First... yes 2 posts in one day. crazy! I wanted to add a thought that the data miners of the world may not like and definitely something kaggle would be dismayed at. If the genetic algorithm stuff i've been working on works... like really works. You wont be able to use their kernel system to compete at least not as it stands.
why? because the results the genetic algorithm produce are based on processing power and time. Not on some particular mechanism you put in place. Now you might be able to get to a good result faster by tweaking some code. but its not like you would run that code indefinitely on their servers. Or if you find a good gene, sharing it is an option but basically you are giving away a winning solution by doing so.

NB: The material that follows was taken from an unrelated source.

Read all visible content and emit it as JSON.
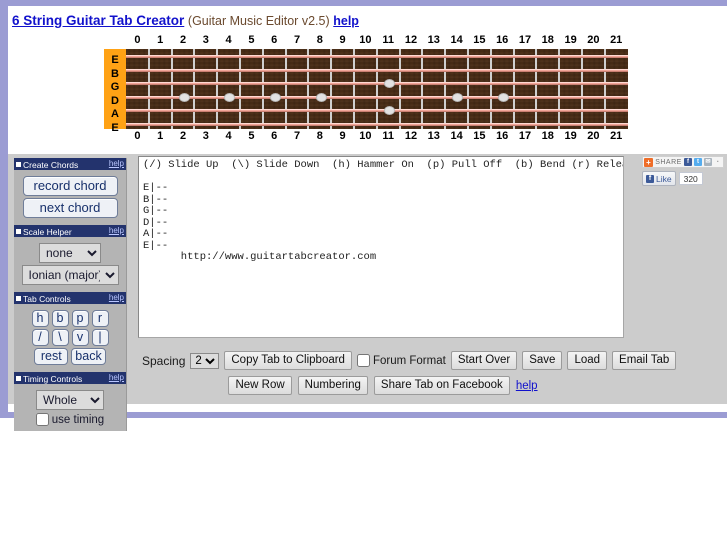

The hard part of this of course is turning any particular problem in to one that the gene mechanism can make short work of. There is definitely skill there, at least until most problems can be distilled via known mechanisms. Unfortunately this isn't much different than a loading/preprocessing script.
I have to admit i'm anxious to try my tool on other problems. So much so that I'm feeling greedy as to its true value and I kind of don't want to share the actual code, lest the world catches up in a hurry. (it will likely get improved a ton more as time goes on) This leads me to... I wonder if I just gave them an order of operations to predict a great solution (the math actions of the genes/variables stored internally) if that would just be a good solution to their contest without me giving them anything in particular? I mean they could use it to get what they wanted without knowing the first thing of how i got there.
There is a function that generates a value using the genes and the raw data. its a single function and essentially that and the string of genes comprises the whole program to claim the result. (Or it should be enough) https://www.kaggle.com/c/porto-seguro-safe-driver-prediction/rules and as long as i can generate the result and give them the mechanisms to do that (and the gene) they have all they need. I could probably distill down to something even simpler. (remove unused available functions, move any external calls internal etc, change the database model to simpler. write a custom loader for the new database model etc. essentially make a 1 off standalone program that does the most exact version of what they need)
I am of course getting way ahead of myself, i havent even come close to the top of the leader board let alone beat my OWN previous score which is meh at best. all of this is, i guess, just food for thought.